Dans le texte paru en roumain la veille sous le titre « L’hypocrisie d’un monde qui nous apporte des guerres ou Pourquoi la guerre est le signe d’une grande impuissance et peur » il rappelle les grandes mutations qui ont eu lieu sous ses yeux en Russie postsoviétique en avançant l’explication suivante :

« Une des principales causes de la guerre - les Russes le disent à haute voix – est la crainte de perdre pour toujours l’Ukraine. C’est-à-dire que l’Ukraine est entrée dans la phase où elle sera perdue pour toujours. Dans un sens plus profond que celui administratif et territorial.
« On peut parler d’une séparation entre l’Ukraine et la Russie dans un sens presque métaphysique, d’aliénation totale, de valeurs totalement différentes, d’un espace culturel commun en passe de devenir un espace étranger et même hostile. Pareil avec la Biélorussie. La Russie appréhende de perdre son pouvoir d’influence et d’attraction dans un espace qu’elle considère comme étant intimement lié à elle. La perte de l’identité, telle est la crainte abyssale des Russes. L’Ukraine est un symptôme à l’intérieur de la crainte d’autodissolution. »

Notes

[1Après un score inattendu de 9 % aux législatives de décembre 2020, AUR est créditée aujourd’hui de 19 % en raison de sa campagne d’opposition aux mesures restrictives des libertés publiques prises pendant la pandémie. Selon ce même sondage réalisé par INSCOP début mars, le PSD est crédité de 32 % d’intentions de vote, le Parti national libéral (PNL) de 20 % et l’Union sauvez la Roumanie (USR) de 10 %. Enfin, environ 75 % des Roumains considèrent la Russie comme responsable de la guerre en Ukraine, 4,5 % l’Ukraine et 8 % les pays occidentaux.

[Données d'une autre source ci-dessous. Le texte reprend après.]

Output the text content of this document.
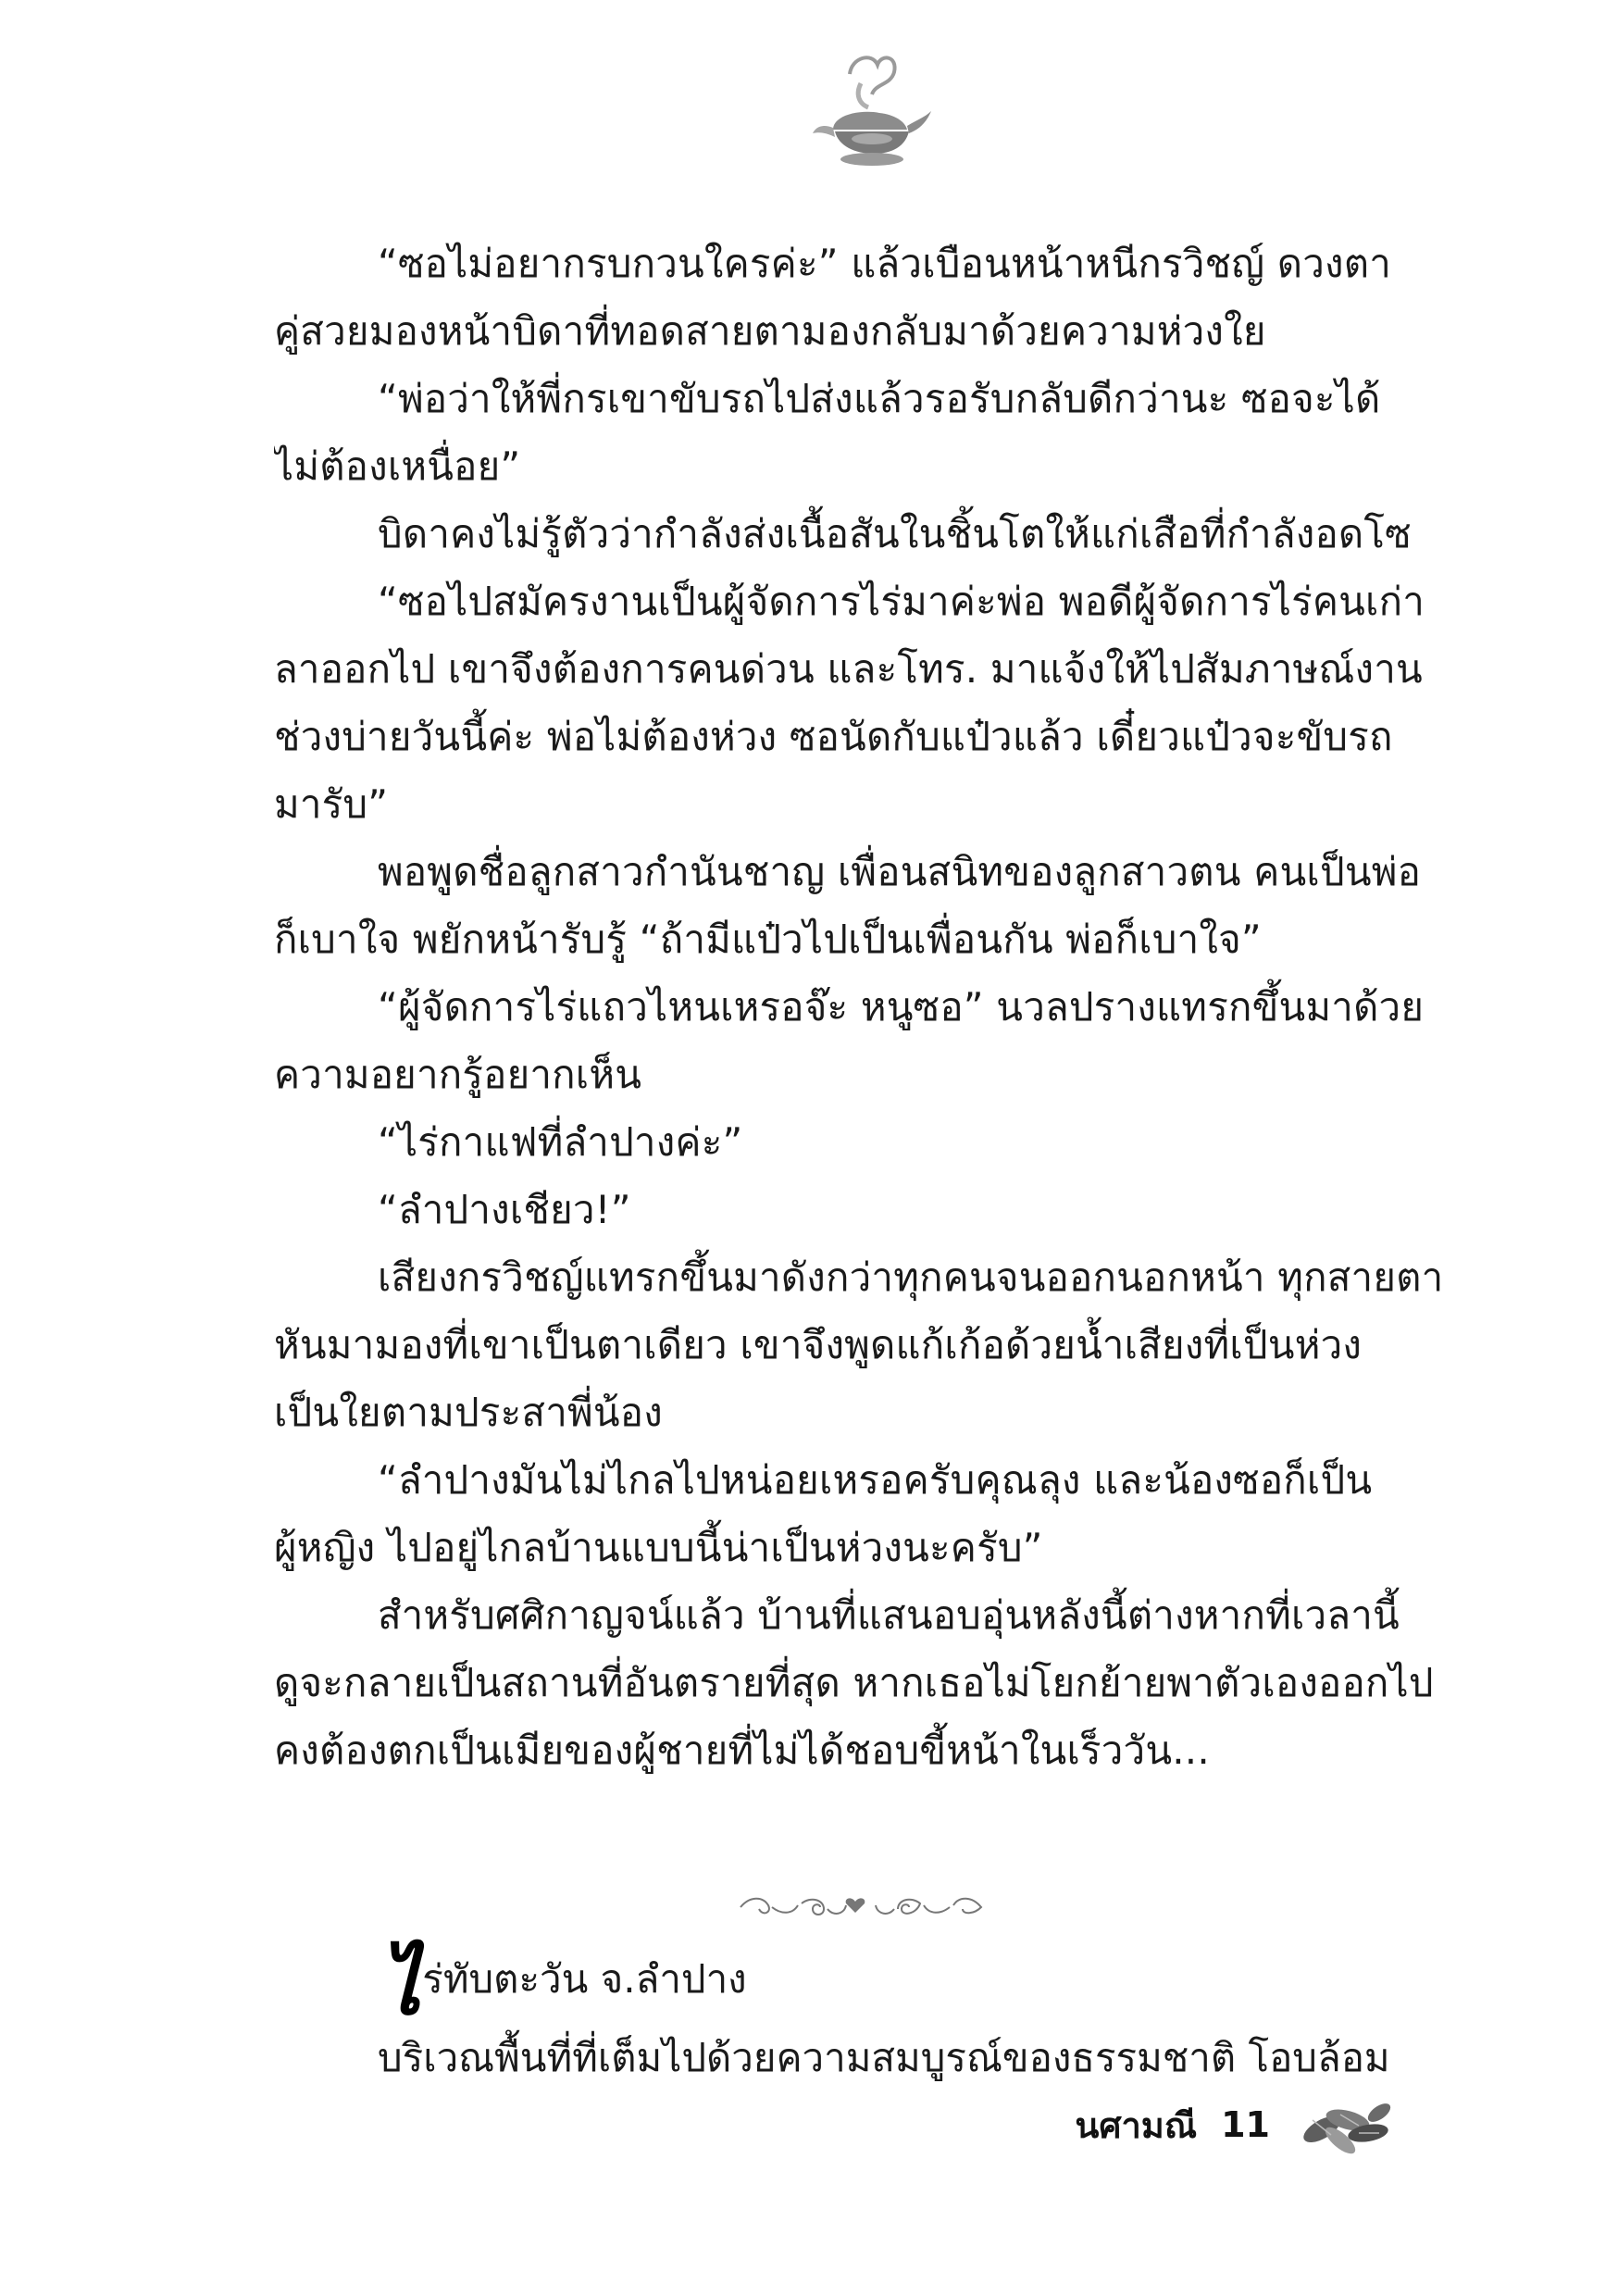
“ซอไม่อยากรบกวนใครค่ะ” แล้วเบือนหน้าหนีกรวิชญ์ ดวงตา
คู่สวยมองหน้าบิดาที่ทอดสายตามองกลับมาด้วยความห่วงใย
“พ่อว่าให้พี่กรเขาขับรถไปส่งแล้วรอรับกลับดีกว่านะ ซอจะได้
ไม่ต้องเหนื่อย”
บิดาคงไม่รู้ตัวว่ากำลังส่งเนื้อสันในชิ้นโตให้แก่เสือที่กำลังอดโซ
“ซอไปสมัครงานเป็นผู้จัดการไร่มาค่ะพ่อ พอดีผู้จัดการไร่คนเก่า
ลาออกไป เขาจึงต้องการคนด่วน และโทร. มาแจ้งให้ไปสัมภาษณ์งาน
ช่วงบ่ายวันนี้ค่ะ พ่อไม่ต้องห่วง ซอนัดกับแป๋วแล้ว เดี๋ยวแป๋วจะขับรถ
มารับ”
พอพูดชื่อลูกสาวกำนันชาญ เพื่อนสนิทของลูกสาวตน คนเป็นพ่อ
ก็เบาใจ พยักหน้ารับรู้ “ถ้ามีแป๋วไปเป็นเพื่อนกัน พ่อก็เบาใจ”
“ผู้จัดการไร่แถวไหนเหรอจ๊ะ หนูซอ” นวลปรางแทรกขึ้นมาด้วย
ความอยากรู้อยากเห็น
“ไร่กาแฟที่ลำปางค่ะ”
“ลำปางเชียว!”
เสียงกรวิชญ์แทรกขึ้นมาดังกว่าทุกคนจนออกนอกหน้า ทุกสายตา
หันมามองที่เขาเป็นตาเดียว เขาจึงพูดแก้เก้อด้วยน้ำเสียงที่เป็นห่วง
เป็นใยตามประสาพี่น้อง
“ลำปางมันไม่ไกลไปหน่อยเหรอครับคุณลุง และน้องซอก็เป็น
ผู้หญิง ไปอยู่ไกลบ้านแบบนี้น่าเป็นห่วงนะครับ”
สำหรับศศิกาญจน์แล้ว บ้านที่แสนอบอุ่นหลังนี้ต่างหากที่เวลานี้
ดูจะกลายเป็นสถานที่อันตรายที่สุด หากเธอไม่โยกย้ายพาตัวเองออกไป
คงต้องตกเป็นเมียของผู้ชายที่ไม่ได้ชอบขี้หน้าในเร็ววัน...
ไร่ทับตะวัน จ.ลำปาง
บริเวณพื้นที่ที่เต็มไปด้วยความสมบูรณ์ของธรรมชาติ โอบล้อม
นศามณี 11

[2« Outre la guerre à nos frontières, nous sommes confrontés à une guérilla menée par les partisans anti-européens et antidémocrates des partis de l’actuelle coalition de gouvernement », conclut Rodica Culcer dans Revista 22.

[3A une exception près (« certains pays arabes »), l’Amérique centrale et du Sud, l’Afrique et plusieurs pays d’Asie sont "oubliés" dans le monde global esquissé par cet auteur. Ceci ne semble pas avoir attiré l’attention des nombreux lecteurs qui ont signé des commentaires.

[4« C. Rogozanu n’est pourtant pas poutiniste (...) au fond, la gauche rogozanne me semble très utile dans le contexte roumain où on respire comme l’oxygène la droite conservatrice”, ou encore „la condamnation du poutinisme est une attitude de fond de Rogozanu à travers l’anti-conservatisme et l’anti-impérialiste idéologique” écrit par exemple un des intervenants, Radu Teisanu.

[5Cet ouvrage, non traduit en français, sera suvi de bien d’autres dont Les derniers hérétiques de l’Empire ou Je suis un homme de gauche qui regroupe ses essais politiques.